In a shocking vote earlier this month, lawmakers in Argentina approved President Cristina Fernandez de Kirchner's delusional decision to strike a deal with Iran to investigate the 1994 bombing of a Jewish community centre in Buenos Aires that killed 85 people, an action for which Argentina's own investigators blame Iran.
Argentina will pay a heavy price for this incredibly self-destructive action.
It puts the government's seal of approval on an outrageous act of appeasement, undermines Argentina's own institutions of law enforcement, and insults the victims of the attack, as well as Argentina's history of holding human rights violators accountable.
The action also destroys whatever claim Argentina may have had to be considered a credible force on the international stage. It has essentially betrayed its own citizens, the victims and their Argentine family members, in order to placate Iran's ayatollahs.
Six years ago, Argentina's judiciary and prosecutors found sufficient evidence, after more than a decade of investigation, to pin the lethal attack on the terrorists of Hezbollah for carrying it out, and Iran for financing it.
The bombing fit a pattern of Iranian attacks against Jewish and pro-Israeli groups around the world.
The prosecutors also obtained Interpol arrest warrants for six suspects, including Amad Vahidi, who at the time was the head of the elite Quds force and today is Iran's minister of defence.

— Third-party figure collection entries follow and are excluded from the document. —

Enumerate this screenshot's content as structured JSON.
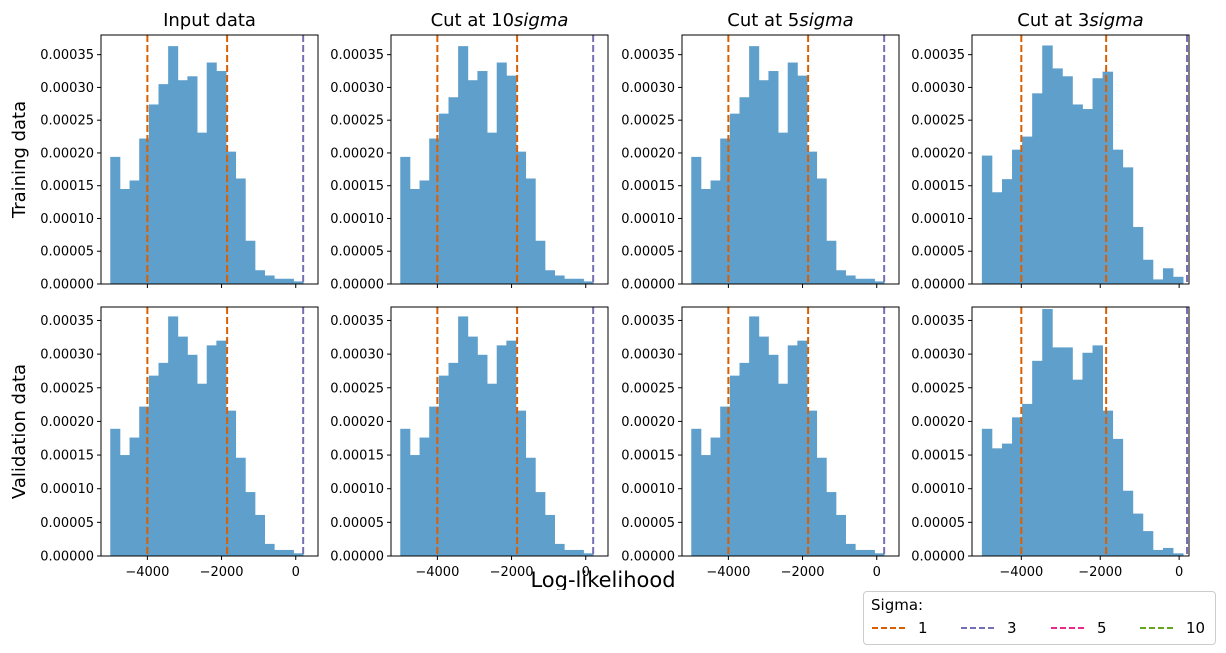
{
  "chart_data": {
    "type": "bar",
    "xlabel": "Log-likelihood",
    "row_labels": [
      "Training data",
      "Validation data"
    ],
    "column_titles": [
      {
        "prefix": "Input data",
        "italic": ""
      },
      {
        "prefix": "Cut at 10",
        "italic": "sigma"
      },
      {
        "prefix": "Cut at 5",
        "italic": "sigma"
      },
      {
        "prefix": "Cut at 3",
        "italic": "sigma"
      }
    ],
    "xlim": [
      -5250,
      600
    ],
    "xlim_3sigma": [
      -5250,
      250
    ],
    "ylim_train": [
      0,
      0.00038
    ],
    "ylim_valid": [
      0,
      0.00037
    ],
    "xticks": [
      -4000,
      -2000,
      0
    ],
    "xtick_labels": [
      "−4000",
      "−2000",
      "0"
    ],
    "yticks": [
      0,
      5e-05,
      0.0001,
      0.00015,
      0.0002,
      0.00025,
      0.0003,
      0.00035
    ],
    "ytick_labels": [
      "0.00000",
      "0.00005",
      "0.00010",
      "0.00015",
      "0.00020",
      "0.00025",
      "0.00030",
      "0.00035"
    ],
    "bar_color": "#5f9fcb",
    "vlines": [
      {
        "x": -4000,
        "sigma": "1",
        "color": "#d95f02"
      },
      {
        "x": -1850,
        "sigma": "1",
        "color": "#d95f02"
      },
      {
        "x": 200,
        "sigma": "3",
        "color": "#7570b3"
      }
    ],
    "panels": [
      {
        "row": 0,
        "col": 0,
        "bin_start": -5000,
        "bin_width": 260,
        "values": [
          0.000194,
          0.000145,
          0.000158,
          0.000222,
          0.000274,
          0.000305,
          0.000363,
          0.000311,
          0.000317,
          0.000231,
          0.000338,
          0.000325,
          0.000202,
          0.000161,
          6.6e-05,
          2.1e-05,
          1.3e-05,
          8e-06,
          8e-06,
          4e-06
        ]
      },
      {
        "row": 0,
        "col": 1,
        "bin_start": -5000,
        "bin_width": 260,
        "values": [
          0.000194,
          0.000145,
          0.000158,
          0.000222,
          0.00026,
          0.000285,
          0.000363,
          0.000311,
          0.000325,
          0.000231,
          0.000338,
          0.000318,
          0.000202,
          0.000161,
          6.6e-05,
          2.1e-05,
          1.3e-05,
          8e-06,
          8e-06,
          4e-06
        ]
      },
      {
        "row": 0,
        "col": 2,
        "bin_start": -5000,
        "bin_width": 260,
        "values": [
          0.000194,
          0.000145,
          0.000158,
          0.000222,
          0.00026,
          0.000285,
          0.000363,
          0.000311,
          0.000325,
          0.000231,
          0.000338,
          0.000318,
          0.000202,
          0.000161,
          6.6e-05,
          2.1e-05,
          1.3e-05,
          8e-06,
          8e-06,
          4e-06
        ]
      },
      {
        "row": 0,
        "col": 3,
        "bin_start": -5000,
        "bin_width": 255,
        "values": [
          0.000196,
          0.00014,
          0.00016,
          0.000205,
          0.000225,
          0.000291,
          0.000364,
          0.000329,
          0.000317,
          0.000274,
          0.000267,
          0.000314,
          0.000324,
          0.000205,
          0.000178,
          8.7e-05,
          3.7e-05,
          7e-06,
          2.4e-05,
          1.1e-05
        ]
      },
      {
        "row": 1,
        "col": 0,
        "bin_start": -5000,
        "bin_width": 260,
        "values": [
          0.000189,
          0.00015,
          0.000176,
          0.000222,
          0.000268,
          0.000287,
          0.000356,
          0.000326,
          0.000299,
          0.000256,
          0.000313,
          0.00032,
          0.000216,
          0.000146,
          9.5e-05,
          6.1e-05,
          1.8e-05,
          9e-06,
          9e-06,
          4e-06
        ]
      },
      {
        "row": 1,
        "col": 1,
        "bin_start": -5000,
        "bin_width": 260,
        "values": [
          0.000189,
          0.00015,
          0.000176,
          0.000222,
          0.000268,
          0.000287,
          0.000356,
          0.000326,
          0.000299,
          0.000256,
          0.000313,
          0.00032,
          0.000216,
          0.000146,
          9.5e-05,
          6.1e-05,
          1.8e-05,
          9e-06,
          9e-06,
          4e-06
        ]
      },
      {
        "row": 1,
        "col": 2,
        "bin_start": -5000,
        "bin_width": 260,
        "values": [
          0.000189,
          0.00015,
          0.000176,
          0.000222,
          0.000268,
          0.000287,
          0.000356,
          0.000326,
          0.000299,
          0.000256,
          0.000313,
          0.00032,
          0.000216,
          0.000146,
          9.5e-05,
          6.1e-05,
          1.8e-05,
          9e-06,
          9e-06,
          4e-06
        ]
      },
      {
        "row": 1,
        "col": 3,
        "bin_start": -5000,
        "bin_width": 255,
        "values": [
          0.000189,
          0.00016,
          0.000167,
          0.000206,
          0.000226,
          0.00029,
          0.000367,
          0.00031,
          0.00031,
          0.000262,
          0.000302,
          0.000313,
          0.000216,
          0.000174,
          9.7e-05,
          6.3e-05,
          3.7e-05,
          9e-06,
          1.2e-05,
          4e-06
        ]
      }
    ],
    "legend": {
      "title": "Sigma:",
      "entries": [
        {
          "label": "1",
          "color": "#d95f02"
        },
        {
          "label": "3",
          "color": "#7570b3"
        },
        {
          "label": "5",
          "color": "#e7298a"
        },
        {
          "label": "10",
          "color": "#66a61e"
        }
      ]
    }
  }
}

The action was hailed at the time because it followed years of fumbling and incompetence by Argentina's officials. In 2004, President Nestor Kirchner, the late husband of the current president, said the sordid history of the failed investigation was a "national disgrace" and vowed to get to the bottom of it. He prodded investigators to get serious, which led to the subsequent findings against Iran. Even Cristina Fernandez herself, when she was a senator, spoke openly of the pain and indignity that the entire episode had brought to the country. Now, she has made it worse.
So why the about-face?
Some believe the agreement with Iran was motivated by a geopolitical desire to raise the country's profile and end the long-festering confrontation with Iran, which has become more active diplomatically and economically in South America in recent years.
There are economic reasons, as well. Iran buys Argentina's agricultural commodities. The increasing level of trade with Argentina surpasses US$1 billion, and will likely go higher as Iran seeks to curry favour in Buenos Aires.

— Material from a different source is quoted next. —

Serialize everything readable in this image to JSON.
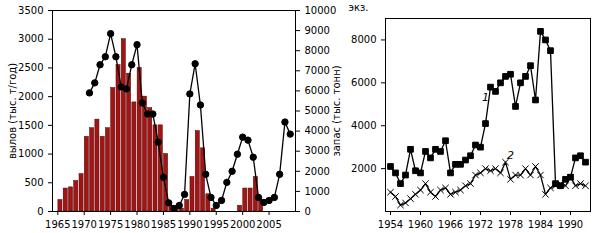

But cosying up to Iran is likely to backfire because the evidence against Iran has already been disclosed. Only the most gullible and naive can believe that this "partnership" will actually lead toward a solution and bring the criminals to justice. It is unimaginable that Iran would ever point the finger of blame at itself, especially after years of denying that it had any role in the bombing.
International human rights groups and Argentina's own citizens and civic institutions have denounced the action. Instead of making President Fernandez and her Peronist Party more popular inside and outside the country, it only invites ridicule.
The shameful pact should be denounced by friends of democracy everywhere. For any nation to make common cause with terrorists is deplorable. But when a government that claims to represent the victims of the crime becomes a partner of the perpetrators, it has lost its claim to legitimacy.